Pena reconhece que pode haver o que ele chama de “aparente correspondência” dos cinco grupos geográficos e as cinco raças definidas no século 18 pelo antropólogo alemão Johann Friedrich Blumenbach com base em perfis do crânio e na cor da pele: a caucasóide, a mongolóide, a etiópica, a americana e a malaia. “Mas essa semelhança é meramente superficial e enganadora”, diz Pena. O próprio Rosenberg, após refazer seu trabalho de 2002 usando 993 marcadores em vez dos 377 empregados da primeira vez, mostra em um artigo publicado em dezembro de 2005 na PLoS Genetics que esses grupos são realmente consistentes — ou, diriam os especialistas, os clusters são robustos. Rosenberg havia encontrado um valor de até 5% para a variação genética que ocorre entre os grupos continentais. Para a equipe de Minas a diferença pode chegar a 12%.
Miscigenação
Em 2000, com o Retrato Molecular do Brasil, Pena demonstrou que a miscigenação no país era tão intensa que impossibilitava qualquer tentativa de formar grupos distintos. A análise de marcadores dos cromossomos Y e do DNA mitocondrial indicava que os homens autodenominados brancos nem sempre descendiam de brancos. A maioria descendia de pais europeus, mas a probabilidade de a mãe também ser européia era de apenas 39%: um em cada três dos 250 homens que participaram do estudo representava uma linhagem materna ameríndia e um pouco mais de um em cada quatro (28%) trazia no sangue a herança indelével de uma mãe africana.

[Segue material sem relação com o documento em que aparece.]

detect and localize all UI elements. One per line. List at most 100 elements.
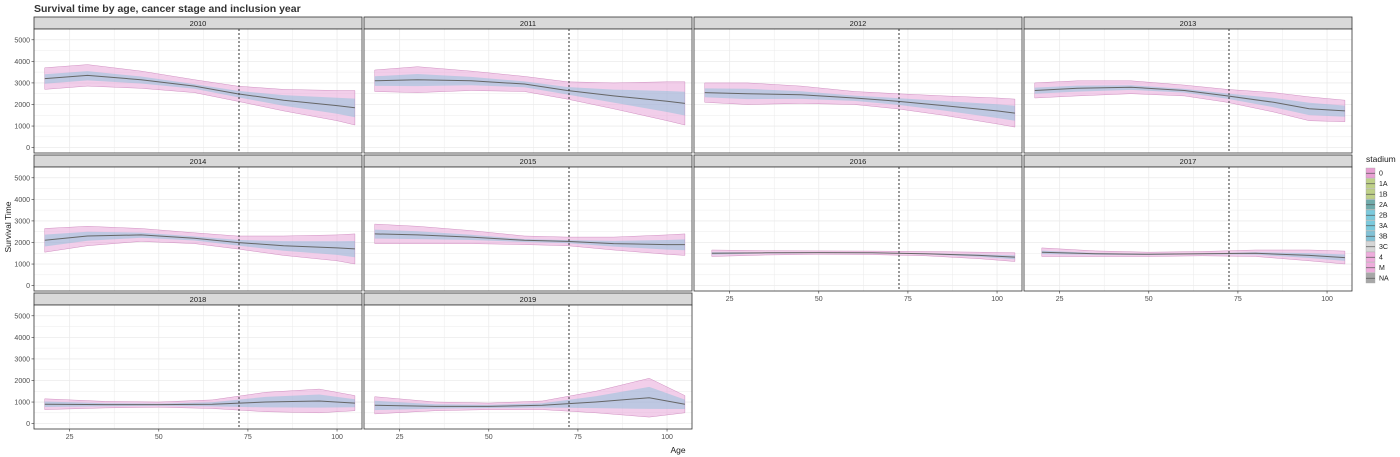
x-tick-label: 25: [66, 434, 74, 441]
legend-label: 0: [1379, 171, 1383, 178]
y-tick-label: 0: [26, 283, 30, 290]
legend-item: 3B: [1365, 230, 1388, 242]
y-tick-label: 4000: [14, 197, 30, 204]
panel-2018: 2018 0 1000 2000 3000 4000 5000 25 50 75 100: [14, 292, 363, 441]
legend-label: 3B: [1379, 234, 1388, 241]
panel-background: [1024, 167, 1352, 291]
x-tick-label: 75: [1234, 296, 1242, 303]
panel-strip-label: 2013: [1180, 19, 1197, 28]
chart-title: Survival time by age, cancer stage and i…: [34, 3, 301, 15]
panel-border: [363, 28, 693, 154]
panel-border: [363, 304, 693, 430]
panel-2019: 2019 25 50 75 100: [363, 292, 693, 441]
panel-strip-label: 2014: [190, 157, 207, 166]
confidence-band-secondary: [44, 231, 355, 258]
panel-2013: 2013: [1023, 16, 1353, 154]
x-tick-label: 50: [155, 434, 163, 441]
y-tick-label: 2000: [14, 240, 30, 247]
y-tick-label: 1000: [14, 124, 30, 131]
panel-strip-label: 2010: [190, 19, 207, 28]
x-tick-label: 25: [1056, 296, 1064, 303]
x-tick-label: 75: [574, 434, 582, 441]
confidence-band: [44, 388, 356, 414]
confidence-band-secondary: [374, 386, 685, 411]
confidence-band: [374, 378, 686, 418]
panel-border: [1023, 166, 1353, 292]
confidence-band: [374, 66, 686, 126]
y-tick-label: 3000: [14, 80, 30, 87]
legend-item: 1A: [1365, 178, 1388, 189]
mean-line: [44, 74, 355, 109]
legend-item: 0: [1365, 167, 1383, 179]
mean-line: [374, 233, 685, 246]
legend-label: NA: [1379, 276, 1389, 283]
x-tick-label: 100: [331, 434, 343, 441]
legend: stadium 0 1A 1B 2A 2B 3A 3B 3C 4 M NA: [1365, 154, 1396, 284]
x-tick-label: 25: [726, 296, 734, 303]
confidence-band: [374, 223, 686, 256]
panel-border: [33, 166, 363, 292]
panel-strip-label: 2017: [1180, 157, 1197, 166]
legend-label: M: [1379, 265, 1385, 272]
panel-strip-label: 2015: [520, 157, 537, 166]
legend-label: 3A: [1379, 223, 1388, 230]
mean-line: [374, 79, 685, 104]
mean-line: [44, 400, 355, 406]
panel-border: [33, 28, 363, 154]
legend-item: 3C: [1365, 241, 1388, 252]
legend-label: 4: [1379, 255, 1383, 262]
panel-strip-label: 2011: [520, 19, 536, 28]
confidence-band-secondary: [374, 74, 685, 116]
y-tick-label: 4000: [14, 59, 30, 66]
x-tick-label: 75: [244, 434, 252, 441]
x-tick-label: 50: [1145, 296, 1153, 303]
y-tick-label: 4000: [14, 335, 30, 342]
legend-label: 2A: [1379, 202, 1388, 209]
x-tick-label: 100: [661, 434, 673, 441]
panel-border: [693, 28, 1023, 154]
x-tick-label: 50: [815, 296, 823, 303]
y-tick-label: 5000: [14, 313, 30, 320]
panel-strip-label: 2012: [850, 19, 867, 28]
panel-border: [1023, 28, 1353, 154]
legend-item: M: [1365, 262, 1385, 273]
x-tick-label: 100: [991, 296, 1003, 303]
panel-strip-label: 2019: [520, 295, 537, 304]
x-axis-label: Age: [670, 445, 685, 455]
y-tick-label: 0: [26, 145, 30, 152]
mean-line: [44, 234, 355, 250]
mean-line: [1034, 86, 1345, 112]
panel-strip-label: 2016: [850, 157, 867, 166]
panel-2011: 2011: [363, 16, 693, 154]
x-tick-label: 75: [904, 296, 912, 303]
panel-2010: 2010 0 1000 2000 3000 4000 5000: [14, 16, 363, 154]
panel-2015: 2015: [363, 154, 693, 292]
mean-line: [704, 92, 1015, 114]
legend-title: stadium: [1366, 154, 1396, 164]
legend-item: 2A: [1365, 199, 1388, 210]
confidence-band: [1034, 80, 1346, 122]
mean-line: [711, 252, 1015, 258]
y-tick-label: 1000: [14, 400, 30, 407]
legend-item: 4: [1365, 251, 1383, 263]
legend-label: 1B: [1379, 192, 1388, 199]
legend-label: 2B: [1379, 213, 1388, 220]
legend-item: 3A: [1365, 220, 1388, 231]
legend-item: 2B: [1365, 209, 1388, 221]
x-tick-label: 50: [485, 434, 493, 441]
y-tick-label: 2000: [14, 102, 30, 109]
confidence-band: [44, 64, 356, 126]
x-tick-label: 25: [396, 434, 404, 441]
confidence-band-secondary: [704, 88, 1015, 121]
panel-2017: 2017 25 50 75 100: [1023, 154, 1353, 303]
x-tick-label: 100: [1321, 296, 1333, 303]
legend-item: NA: [1365, 272, 1389, 284]
y-tick-label: 5000: [14, 37, 30, 44]
mean-line: [374, 397, 685, 407]
y-tick-label: 2000: [14, 378, 30, 385]
panel-2012: 2012: [693, 16, 1023, 154]
y-tick-label: 0: [26, 421, 30, 428]
y-axis-label: Survival Time: [3, 201, 13, 252]
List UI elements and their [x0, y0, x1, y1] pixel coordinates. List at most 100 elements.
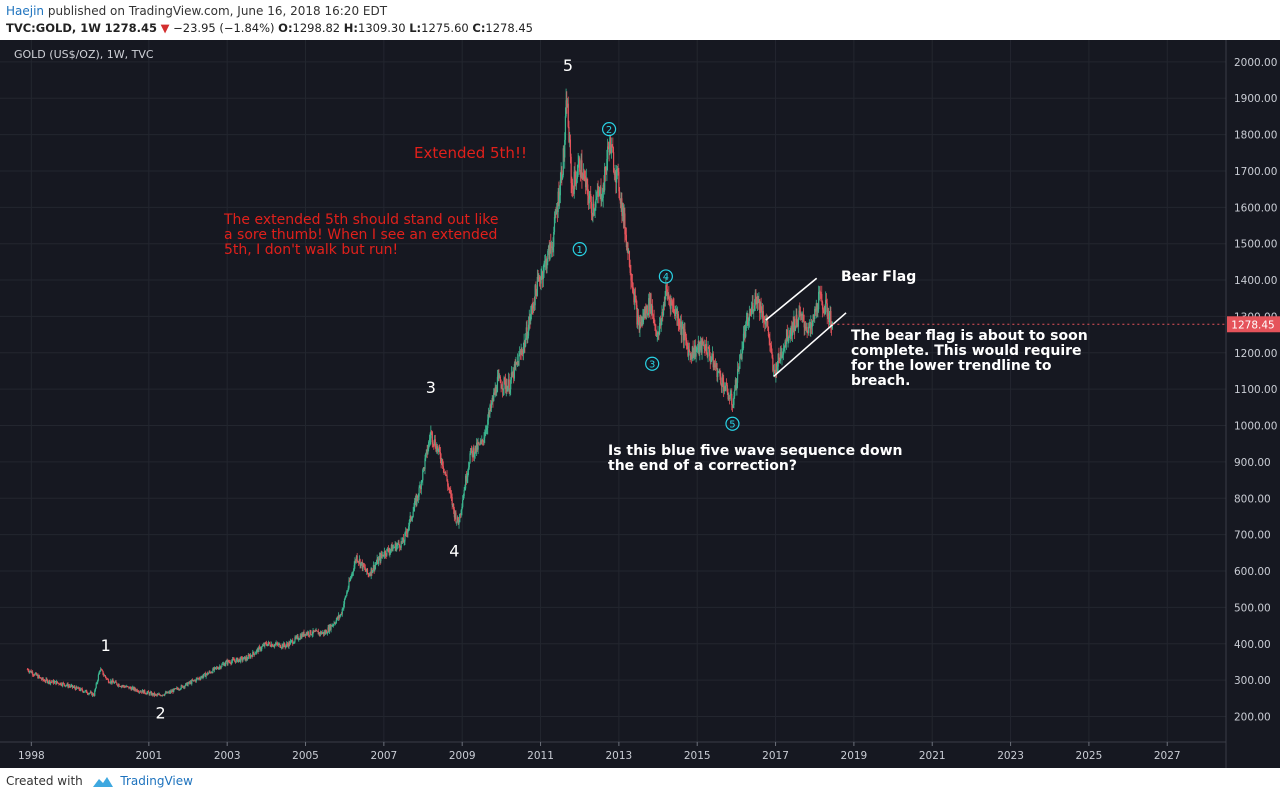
candle-body	[756, 296, 759, 305]
candle-body	[239, 658, 241, 662]
candle-body	[635, 298, 637, 306]
candle-body	[243, 656, 246, 658]
candle-body	[801, 313, 803, 316]
candle-body	[421, 480, 423, 482]
candle-body	[286, 643, 289, 645]
candle-body	[436, 446, 439, 452]
candle-body	[307, 632, 309, 635]
candle-body	[192, 680, 194, 681]
x-tick-label: 2027	[1154, 750, 1181, 762]
candle-body	[655, 331, 658, 337]
candle-body	[436, 446, 438, 452]
candle-body	[111, 680, 113, 683]
candle-body	[544, 261, 546, 263]
candle-body	[404, 533, 406, 542]
candle-body	[686, 343, 688, 347]
candle-body	[555, 213, 557, 215]
y-tick-label: 1700.00	[1234, 166, 1277, 178]
x-tick-label: 2011	[527, 750, 554, 762]
candle-body	[539, 277, 541, 282]
candle-body	[333, 622, 335, 625]
candle-body	[40, 677, 42, 679]
candle-body	[798, 310, 800, 320]
candle-body	[731, 404, 734, 408]
candle-body	[810, 322, 813, 327]
candle-body	[218, 667, 220, 670]
candle-body	[75, 686, 77, 690]
candle-body	[648, 298, 650, 315]
chart-area[interactable]: 1 2 3 4 5 1 2 3 4 5 GOLD (US$/OZ), 1W, TVC Extend…	[0, 40, 1280, 768]
candle-body	[626, 242, 628, 248]
candle-body	[191, 680, 193, 684]
candle-body	[102, 670, 104, 675]
candle-body	[185, 682, 188, 684]
candle-body	[458, 522, 460, 525]
candle-body	[396, 544, 399, 546]
candle-body	[268, 642, 270, 644]
candle-body	[779, 351, 782, 361]
author-link[interactable]: Haejin	[6, 4, 45, 18]
candle-body	[767, 321, 769, 327]
candle-body	[644, 309, 646, 319]
candle-body	[766, 321, 768, 323]
wave-labels: 1 2 3 4 5 1 2 3 4 5	[101, 56, 740, 722]
candle-body	[329, 625, 331, 630]
candle-body	[296, 635, 298, 637]
candle-body	[462, 500, 464, 507]
candle-body	[435, 447, 437, 452]
candle-body	[132, 687, 135, 690]
candle-body	[251, 655, 253, 657]
candle-body	[756, 299, 758, 305]
candle-body	[750, 313, 752, 315]
candle-body	[77, 687, 79, 689]
candle-body	[336, 617, 338, 620]
candle-body	[328, 627, 330, 632]
candle-body	[170, 690, 172, 693]
candle-body	[57, 682, 59, 684]
candle-body	[492, 397, 494, 402]
candle-body	[263, 644, 265, 647]
candle-body	[195, 678, 197, 682]
candle-body	[61, 685, 63, 686]
candle-body	[708, 348, 711, 356]
candle-body	[433, 444, 435, 445]
wave-circle-label-4: 4	[663, 272, 669, 283]
candle-body	[360, 562, 362, 567]
candle-body	[114, 681, 116, 683]
candle-body	[151, 693, 153, 696]
candle-body	[355, 560, 357, 562]
candle-body	[142, 690, 144, 694]
x-tick-label: 2003	[214, 750, 241, 762]
candle-body	[818, 291, 820, 310]
candle-body	[182, 685, 184, 688]
candle-body	[50, 681, 52, 684]
x-tick-label: 2007	[370, 750, 397, 762]
candle-body	[725, 382, 728, 386]
candle-body	[501, 388, 504, 391]
candle-body	[557, 191, 559, 213]
candle-body	[237, 659, 240, 663]
candle-body	[141, 691, 143, 693]
candle-body	[372, 565, 375, 571]
time-axis[interactable]: 1998 2001 2003 2005 2007 2009 2011 2013 2015 2017…	[18, 742, 1181, 762]
candle-body	[128, 686, 130, 689]
candle-body	[322, 631, 325, 635]
candle-body	[370, 568, 372, 576]
tradingview-brand-link[interactable]: TradingView	[120, 774, 193, 788]
candle-body	[538, 277, 540, 280]
candle-body	[607, 146, 609, 160]
candle-body	[817, 309, 819, 311]
candle-body	[807, 330, 809, 333]
candle-body	[154, 694, 156, 696]
candle-body	[332, 624, 334, 626]
candle-body	[90, 692, 92, 693]
candle-body	[676, 309, 678, 319]
candle-body	[367, 573, 369, 575]
price-axis[interactable]: 200.00 300.00 400.00 500.00 600.00 700.00 800.…	[1234, 57, 1277, 724]
candle-body	[444, 472, 446, 473]
y-tick-label: 2000.00	[1234, 57, 1277, 69]
candle-body	[411, 517, 413, 519]
candle-body	[811, 320, 813, 327]
chart-svg[interactable]: 1 2 3 4 5 1 2 3 4 5 GOLD (US$/OZ), 1W, TVC Extend…	[0, 40, 1280, 768]
candle-body	[598, 193, 600, 196]
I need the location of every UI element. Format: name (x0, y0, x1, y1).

“Não podemos generalizar”, comenta Francisco Mauro Salzano, pesquisador da Universidade Federal do Rio Grande do Sul (UFRGS), que trabalha nessa área há 50 anos. “Para termos uma idéia mais precisa dessas contribuições temos de verificar a história de cada comunidade.” Surgem então redutos de miscigenação extremamente baixa. É o caso de Veranópolis, cidade da Serra Gaúcha habitada quase integralmente por descendentes de europeus, pela linhagem materna e pela paterna, de acordo com um estudo da UFRGS, com a participação de Salzano, publicado em 2005 no American Journal of Human Biology. Em outras 13 cidades gaúchas os pesquisadores encontraram na linhagem materna 36% da herança dos antigos indígenas que viviam na região — os guaranis — e 16% de sangue africano.
E a miscigenação tende a aumentar, no Brasil e no mundo, ressalta Marco Antonio Zago, professor da Universidade de São Paulo (USP) em Ribeirão Preto. Em um dos estudos mais recentes de sua equipe, publicado na Human Biology, o foco são os negros que vivem em comunidades isoladas — os quilombos — no Pará e no Maranhão, estudados por meio do cromossomo mitocondrial. Zago e Wilson Araújo Silva, também da USP de Ribeirão Preto, com biólogos do Rio Grande do Sul e do Pará, concluíram que houve uma expressiva contribuição de mulheres ameríndias na formação dos quilombos. Os historiadores já haviam concluído que o número de homens que fugiam para formar os quilombos era muito maior que o de mulheres, mas não tinham como chegar a esse nível de detalhe.
Esse estudo também trouxe informações novas sobre o tráfico negreiro para o Brasil. Os registros históricos sustentam que a maioria dos negros da África que chegavam ao Brasil entre os séculos 16 e 18 era da etnia benin, do oeste da África. No entanto, os geneticistas encontraram sinais predominantes de representantes de outra etnia, os bantos, que vieram do centro-oeste e do oeste da África. Dos laboratórios sai assim, pouco a pouco, um quadro claro sobre as conseqüências da mistura de etnias promovida pelos vendedores de escravos nos armazéns do porto de Salvador como forma de evitar rebeliões e pelas migrações internas, após a chegada ao Brasil. “Por causa dessa miscigenação entre as etnias”, comenta Zago, “o Brasil abriga hoje uma população muito específica de negros, diferente da de qualquer outro lugar do mundo”.